The width of an East Asian character is described in Annex #11 of the Unicode Standard which talks about the East_Asian_Width
property of a Unicode character.
Although, I could find no way of inquiring this property using standard Java 8 libraries, one can use the ICU4J library (com.ibm.icu.icu4j in Maven) to get this value.
For example, the following code returns UCharacter.EastAsianWidth.WIDE
:
int esw = UCharacter.getIntPropertyValue('あ', UProperty.EAST_ASIAN_WIDTH);
Some testing with Japanese characters has shown that all single-byte Shift JIS kana characters (e.g. halfwidth カ
) are designated HALFWIDTH
, while their fullwidth counterparts (e.g. カ
) are designated FULLWIDTH
. All other fullwidth characters, such as あいうえお
return WIDE
, and non-fullwidth characters such as plain Abc
return NARROW
.
The value AMBIGUOUS
needs some extra care because its widths will vary depending on context. For instance, the vim editor has an ambiwidth
option to let the user choose whether it should be treated narrow or wide, since rendering is terminal dependent.
The aforementioned annex states for ambiguous characters: Ambiguous characters occur in East Asian legacy character sets as wide characters, but as narrow (i.e., normal-width) characters in non-East Asian usage.
It also states for NEUTRAL
: Strictly speaking, it makes no sense to talk of narrow and wide for neutral characters, but because for all practical purposes they behave like Na, they are treated as narrow characters (the same as Na) under the recommendations below.
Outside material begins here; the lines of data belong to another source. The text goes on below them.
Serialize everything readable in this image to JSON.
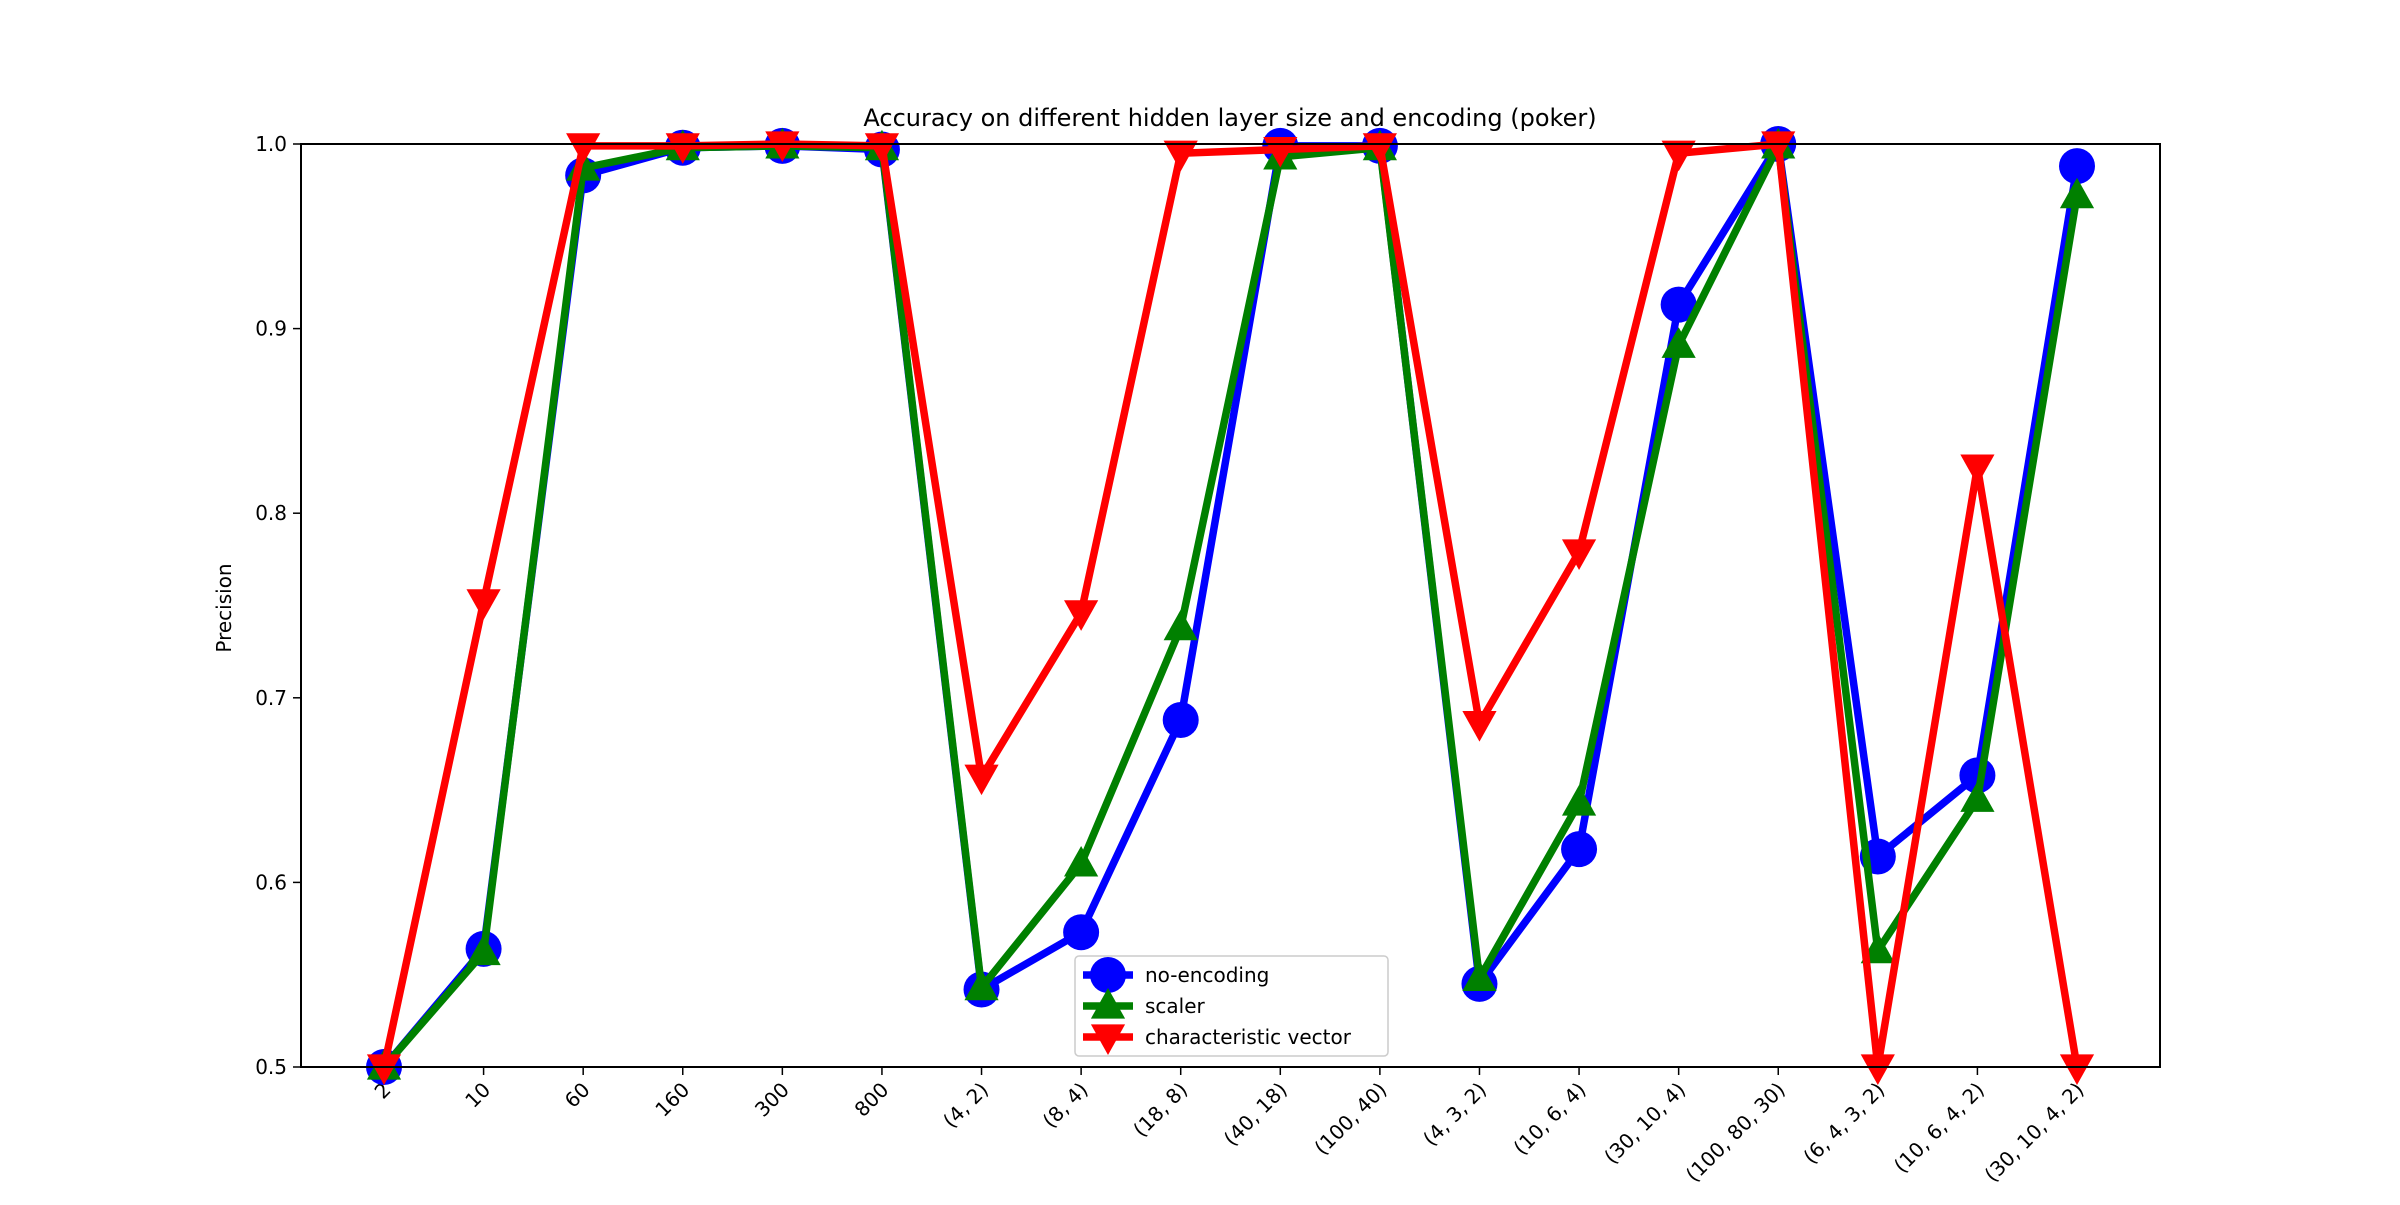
{
  "chart_data": {
    "type": "line",
    "title": "Accuracy on different hidden layer size and encoding (poker)",
    "xlabel": "",
    "ylabel": "Precision",
    "ylim": [
      0.5,
      1.0
    ],
    "yticks": [
      "0.5",
      "0.6",
      "0.7",
      "0.8",
      "0.9",
      "1.0"
    ],
    "grid": false,
    "legend_position": "bottom-center",
    "categories": [
      "2",
      "10",
      "60",
      "160",
      "300",
      "800",
      "(4, 2)",
      "(8, 4)",
      "(18, 8)",
      "(40, 18)",
      "(100, 40)",
      "(4, 3, 2)",
      "(10, 6, 4)",
      "(30, 10, 4)",
      "(100, 80, 30)",
      "(6, 4, 3, 2)",
      "(10, 6, 4, 2)",
      "(30, 10, 4, 2)"
    ],
    "series": [
      {
        "name": "no-encoding",
        "color": "#0000ff",
        "marker": "circle",
        "values": [
          0.5,
          0.564,
          0.983,
          0.998,
          0.999,
          0.997,
          0.542,
          0.573,
          0.688,
          0.999,
          0.999,
          0.545,
          0.618,
          0.913,
          1.0,
          0.614,
          0.658,
          0.988
        ]
      },
      {
        "name": "scaler",
        "color": "#008000",
        "marker": "triangle-up",
        "values": [
          0.5,
          0.562,
          0.987,
          0.998,
          0.999,
          0.998,
          0.543,
          0.61,
          0.738,
          0.993,
          0.998,
          0.548,
          0.643,
          0.891,
          0.999,
          0.563,
          0.645,
          0.972
        ]
      },
      {
        "name": "characteristic vector",
        "color": "#ff0000",
        "marker": "triangle-down",
        "values": [
          0.5,
          0.752,
          0.999,
          0.999,
          1.0,
          0.999,
          0.657,
          0.746,
          0.995,
          0.997,
          0.999,
          0.686,
          0.779,
          0.995,
          1.0,
          0.5,
          0.825,
          0.5
        ]
      }
    ]
  }
}
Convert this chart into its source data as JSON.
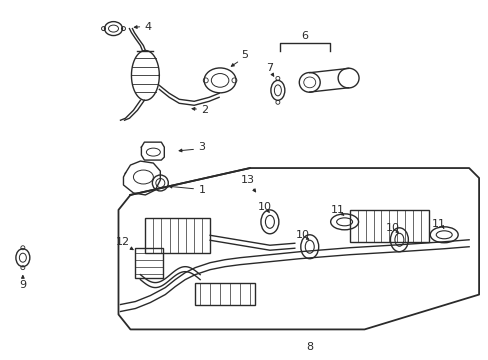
{
  "background_color": "#ffffff",
  "line_color": "#2a2a2a",
  "text_color": "#000000",
  "fig_width": 4.89,
  "fig_height": 3.6,
  "dpi": 100
}
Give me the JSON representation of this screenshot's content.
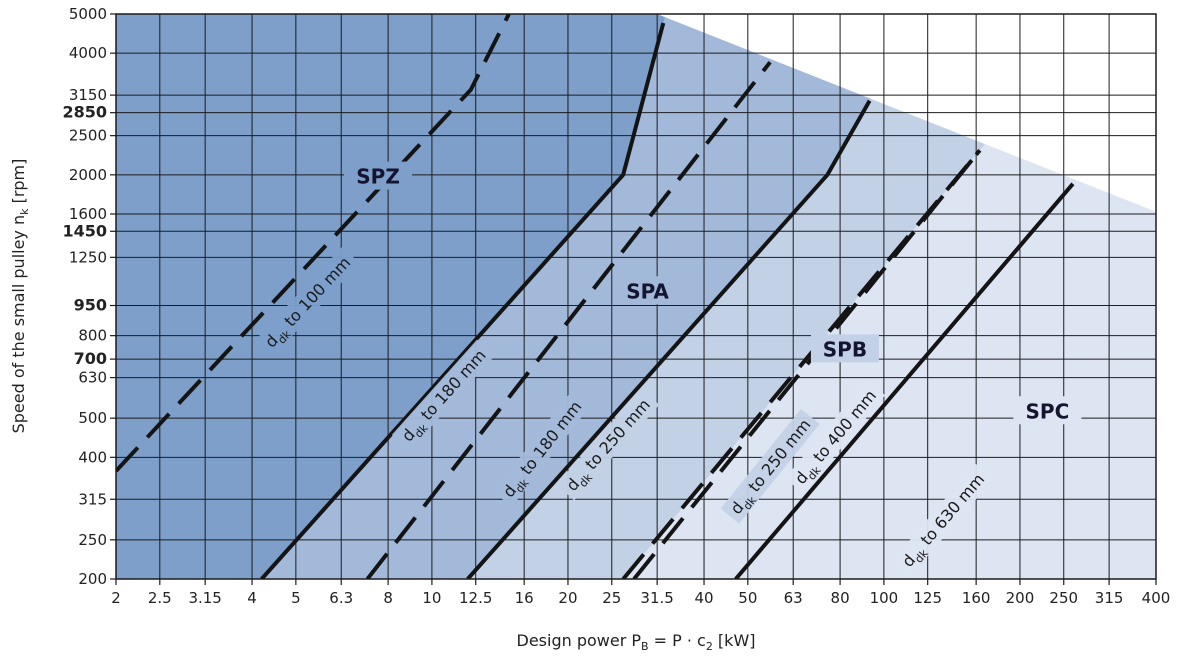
{
  "chart_data": {
    "type": "line",
    "xlabel": {
      "pre": "Design power P",
      "sub": "B",
      "post": " = P · c",
      "sub2": "2",
      "tail": " [kW]"
    },
    "ylabel": {
      "pre": "Speed of the small pulley n",
      "sub": "k",
      "post": " [rpm]"
    },
    "x_scale": "log",
    "y_scale": "log",
    "xlim": [
      2,
      400
    ],
    "ylim": [
      200,
      5000
    ],
    "grid": true,
    "x_ticks": [
      2,
      2.5,
      3.15,
      4,
      5,
      6.3,
      8,
      10,
      12.5,
      16,
      20,
      25,
      31.5,
      40,
      50,
      63,
      80,
      100,
      125,
      160,
      200,
      250,
      315,
      400
    ],
    "x_tick_labels": [
      "2",
      "2.5",
      "3.15",
      "4",
      "5",
      "6.3",
      "8",
      "10",
      "12.5",
      "16",
      "20",
      "25",
      "31.5",
      "40",
      "50",
      "63",
      "80",
      "100",
      "125",
      "160",
      "200",
      "250",
      "315",
      "400"
    ],
    "y_ticks": [
      200,
      250,
      315,
      400,
      500,
      630,
      700,
      800,
      950,
      1250,
      1450,
      1600,
      2000,
      2500,
      2850,
      3150,
      4000,
      5000
    ],
    "y_tick_labels": [
      "200",
      "250",
      "315",
      "400",
      "500",
      "630",
      "700",
      "800",
      "950",
      "1250",
      "1450",
      "1600",
      "2000",
      "2500",
      "2850",
      "3150",
      "4000",
      "5000"
    ],
    "y_bold_ticks": [
      700,
      950,
      1450,
      2850
    ],
    "regions": [
      {
        "name": "SPZ",
        "color": "#7d9fca",
        "label_at": [
          7.6,
          1980
        ]
      },
      {
        "name": "SPA",
        "color": "#a3b9da",
        "label_at": [
          30,
          1030
        ]
      },
      {
        "name": "SPB",
        "color": "#c3d1e7",
        "label_at": [
          82,
          740
        ]
      },
      {
        "name": "SPC",
        "color": "#dde5f2",
        "label_at": [
          230,
          520
        ]
      }
    ],
    "region_bounds": [
      {
        "name": "SPZ",
        "from_series": null,
        "to_series": "dd_180_solid"
      },
      {
        "name": "SPA",
        "from_series": "dd_180_solid",
        "to_series": "dd_250_solid"
      },
      {
        "name": "SPB",
        "from_series": "dd_250_solid",
        "to_series": "dd_400_dashed"
      }
    ],
    "envelope": [
      [
        31.5,
        5000
      ],
      [
        400,
        1620
      ]
    ],
    "series": [
      {
        "id": "dd_100",
        "label": {
          "d": "d",
          "sub": "dk",
          "text": " to 100 mm"
        },
        "style": "dashed",
        "points": [
          [
            2,
            370
          ],
          [
            12.2,
            3250
          ],
          [
            14.8,
            5000
          ]
        ],
        "label_at": [
          5.3,
          970
        ]
      },
      {
        "id": "dd_180_solid",
        "label": {
          "d": "d",
          "sub": "dk",
          "text": " to 180 mm"
        },
        "style": "solid",
        "points": [
          [
            4.2,
            200
          ],
          [
            26.5,
            2000
          ],
          [
            32.5,
            4750
          ]
        ],
        "label_at": [
          10.6,
          570
        ]
      },
      {
        "id": "dd_180_dashed",
        "label": {
          "d": "d",
          "sub": "dk",
          "text": " to 180 mm"
        },
        "style": "dashed",
        "points": [
          [
            7.2,
            200
          ],
          [
            56,
            3800
          ]
        ],
        "label_at": [
          17.5,
          420
        ]
      },
      {
        "id": "dd_250_solid",
        "label": {
          "d": "d",
          "sub": "dk",
          "text": " to 250 mm"
        },
        "style": "solid",
        "points": [
          [
            12,
            200
          ],
          [
            75,
            2000
          ],
          [
            93,
            3050
          ]
        ],
        "label_at": [
          24.5,
          430
        ]
      },
      {
        "id": "dd_250_dashed",
        "label": {
          "d": "d",
          "sub": "dk",
          "text": " to 250 mm"
        },
        "style": "dashed",
        "points": [
          [
            28,
            200
          ],
          [
            163,
            2300
          ]
        ],
        "label_at": [
          56,
          380
        ]
      },
      {
        "id": "dd_400_dashed",
        "label": {
          "d": "d",
          "sub": "dk",
          "text": " to 400 mm"
        },
        "style": "dashed",
        "points": [
          [
            26.5,
            200
          ],
          [
            163,
            2300
          ]
        ],
        "label_at": [
          78,
          450
        ]
      },
      {
        "id": "dd_630",
        "label": {
          "d": "d",
          "sub": "dk",
          "text": " to 630 mm"
        },
        "style": "solid",
        "points": [
          [
            47,
            200
          ],
          [
            262,
            1900
          ]
        ],
        "label_at": [
          135,
          280
        ]
      }
    ]
  }
}
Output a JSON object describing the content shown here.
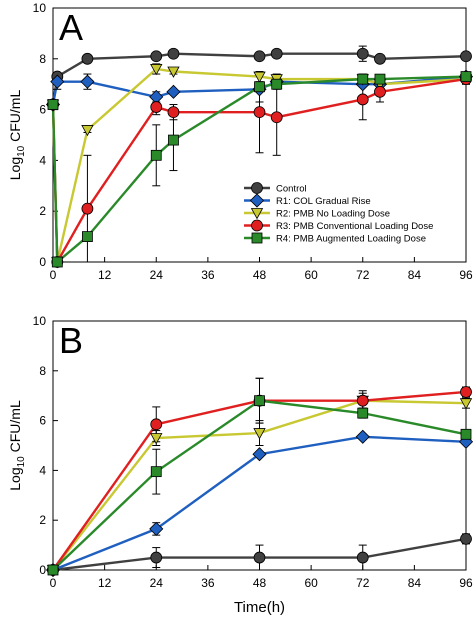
{
  "chart_data": [
    {
      "panel": "A",
      "type": "line",
      "ylabel_main": "Log",
      "ylabel_sub": "10",
      "ylabel_rest": " CFU/mL",
      "xlabel": "",
      "xlim": [
        0,
        96
      ],
      "ylim": [
        0,
        10
      ],
      "xticks": [
        0,
        12,
        24,
        36,
        48,
        60,
        72,
        84,
        96
      ],
      "yticks": [
        0,
        2,
        4,
        6,
        8,
        10
      ],
      "legend_position": "lower-right",
      "series": [
        {
          "name": "Control",
          "color": "#404040",
          "marker": "circle",
          "x": [
            0,
            1,
            8,
            24,
            28,
            48,
            52,
            72,
            76,
            96
          ],
          "y": [
            6.2,
            7.3,
            8.0,
            8.1,
            8.2,
            8.1,
            8.2,
            8.2,
            8.0,
            8.1
          ],
          "err": [
            0,
            0,
            0,
            0.1,
            0.1,
            0,
            0.1,
            0.3,
            0.1,
            0.1
          ]
        },
        {
          "name": "R1: COL Gradual Rise",
          "color": "#1f5fbf",
          "marker": "diamond",
          "x": [
            0,
            1,
            8,
            24,
            28,
            48,
            52,
            72,
            76,
            96
          ],
          "y": [
            6.2,
            7.1,
            7.1,
            6.5,
            6.7,
            6.8,
            7.1,
            7.0,
            7.0,
            7.3
          ],
          "err": [
            0,
            0.3,
            0.3,
            0.2,
            0,
            0,
            0,
            0,
            0,
            0
          ]
        },
        {
          "name": "R2: PMB No Loading Dose",
          "color": "#c8c832",
          "marker": "triangle",
          "x": [
            0,
            1,
            8,
            24,
            28,
            48,
            52,
            72,
            76,
            96
          ],
          "y": [
            6.2,
            0,
            5.2,
            7.6,
            7.5,
            7.3,
            7.2,
            7.2,
            7.0,
            7.2
          ],
          "err": [
            0,
            0,
            0.1,
            0.2,
            0.1,
            0.2,
            0.2,
            0.2,
            0.2,
            0.2
          ]
        },
        {
          "name": "R3: PMB Conventional Loading Dose",
          "color": "#e02020",
          "marker": "circle",
          "x": [
            0,
            1,
            8,
            24,
            28,
            48,
            52,
            72,
            76,
            96
          ],
          "y": [
            6.2,
            0,
            2.1,
            6.1,
            5.9,
            5.9,
            5.7,
            6.4,
            6.7,
            7.2
          ],
          "err": [
            0,
            0,
            2.1,
            0.3,
            0.3,
            1.6,
            1.5,
            0.8,
            0.4,
            0.2
          ]
        },
        {
          "name": "R4: PMB Augmented Loading Dose",
          "color": "#2a8a2a",
          "marker": "square",
          "x": [
            0,
            1,
            8,
            24,
            28,
            48,
            52,
            72,
            76,
            96
          ],
          "y": [
            6.2,
            0,
            1.0,
            4.2,
            4.8,
            6.9,
            7.0,
            7.2,
            7.2,
            7.3
          ],
          "err": [
            0,
            0,
            0,
            1.2,
            1.2,
            0.6,
            0.2,
            0.2,
            0,
            0
          ]
        }
      ]
    },
    {
      "panel": "B",
      "type": "line",
      "ylabel_main": "Log",
      "ylabel_sub": "10",
      "ylabel_rest": " CFU/mL",
      "xlabel": "Time(h)",
      "xlim": [
        0,
        96
      ],
      "ylim": [
        0,
        10
      ],
      "xticks": [
        0,
        12,
        24,
        36,
        48,
        60,
        72,
        84,
        96
      ],
      "yticks": [
        0,
        2,
        4,
        6,
        8,
        10
      ],
      "series": [
        {
          "name": "Control",
          "color": "#404040",
          "marker": "circle",
          "x": [
            0,
            24,
            48,
            72,
            96
          ],
          "y": [
            0,
            0.5,
            0.5,
            0.5,
            1.25
          ],
          "err": [
            0,
            0.4,
            0.5,
            0.5,
            0.2
          ]
        },
        {
          "name": "R1: COL Gradual Rise",
          "color": "#1f5fbf",
          "marker": "diamond",
          "x": [
            0,
            24,
            48,
            72,
            96
          ],
          "y": [
            0,
            1.65,
            4.65,
            5.35,
            5.15
          ],
          "err": [
            0,
            0.25,
            0,
            0.1,
            0.1
          ]
        },
        {
          "name": "R2: PMB No Loading Dose",
          "color": "#c8c832",
          "marker": "triangle",
          "x": [
            0,
            24,
            48,
            72,
            96
          ],
          "y": [
            0,
            5.3,
            5.5,
            6.8,
            6.7
          ],
          "err": [
            0,
            0.3,
            0.5,
            0.3,
            0.2
          ]
        },
        {
          "name": "R3: PMB Conventional Loading Dose",
          "color": "#e02020",
          "marker": "circle",
          "x": [
            0,
            24,
            48,
            72,
            96
          ],
          "y": [
            0,
            5.85,
            6.8,
            6.8,
            7.15
          ],
          "err": [
            0,
            0.7,
            0.9,
            0.4,
            0.2
          ]
        },
        {
          "name": "R4: PMB Augmented Loading Dose",
          "color": "#2a8a2a",
          "marker": "square",
          "x": [
            0,
            24,
            48,
            72,
            96
          ],
          "y": [
            0,
            3.95,
            6.8,
            6.3,
            5.45
          ],
          "err": [
            0,
            0.9,
            0.9,
            0.2,
            0
          ]
        }
      ]
    }
  ]
}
However, I have found the Narrow for NEUTRAL
not always the case, as some characters can appear wide in editors I have tried. Furthermore, ⅶ
, ⅷ
, ⅸ
, ⅹ
are AMBIGUOUS
, while the proceeding characters ⅺ
and ⅻ
are NEUTRAL
and this doesn't seem to make sense. Perhaps characters not mapped in icu4j
fall back to NEUTRAL
.
Lastly, UCharacter.EastAsianWidth.COUNT
is just a constant representing the number of properties defined under UCharacter.EastAsianWidth
, and not a value getIntPropertyValue()
will return.